When I publish a service with a VIP, the advertised address does not route properly to the advertised port. For example, for a MariaDB Galera 3-node cluster service with a VIP specified as:
"labels": {
"VIP_0": "/mariadb-galera:3306"
}
On the configuration tab of the service page (and according to the docs), the load balanced address is:
mariadb-galera.marathon.l4lb.thisdcos.directory:3306
I can ping the DNS name just fine, but...
When I try to connect a front-end service (Drupal7, wordpress) to consume this load balanced address:port combination, there will be numerous connection failures and timeouts. It isn't that it never works but that it works quite sporadically, if at all. Drupal7 dies almost immediately and starts kicking up Bad Gateway errors.

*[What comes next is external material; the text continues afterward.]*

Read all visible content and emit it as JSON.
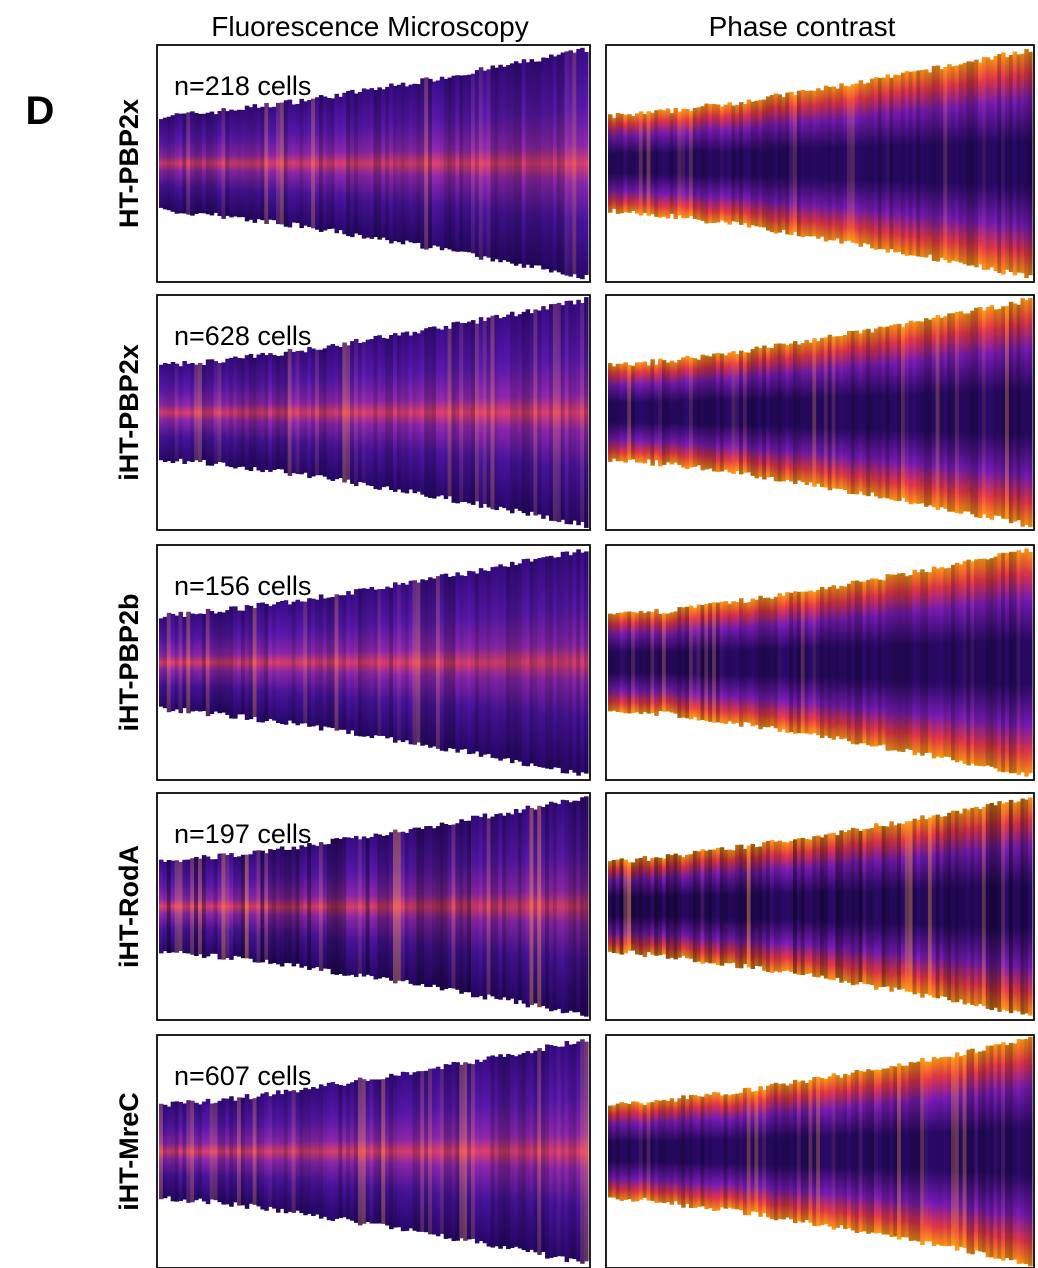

What I have found through experimentation is that if I specify a hostPort for the service in question, the load balanced address will work as long as I use the hostPort
value, and not the advertised load balanced service port as above. In this specific case I specified a hostPort
of 3310.
"network":"USER",
"portMappings": [
{
"containerPort": 3306,
"hostPort": 3310,
"servicePort": 10000,
"name": "mariadb-galera",
"labels": {
"VIP_0": "/mariadb-galera:3306"
}
}
Then if I use the load balanced address (mariadb-galera.marathon.l4lb.thisdcos.directory
) with the host port value (3310) in my Drupal7 settings.php, the front end connects and works fine.
I've noticed similar behaviour with custom applications connecting to mongodb backends also in a DC/OS environment... it seems the load balanced address/port combination specified never works reliably... but if you substitute the hostPort value, it does.
The docs clearly state that:
address and port is load balanced as a pair rather than individually.
(from https://docs.mesosphere.com/1.9/networking/dns-overview/)
Yet I am unable to effectively connect when I specify the VIP designated port. Yet IT DOES WORK when I use the hostPort (and will not work at all unless I designate a specific hostPort in the service definition json). Wether or not this approach is actually load balanced remains a question to me based on the wording in the documentation.
I must be doing something wrong, but I am at a loss... any help is appreciated.
My cluster nodes are VMWare virtual machines.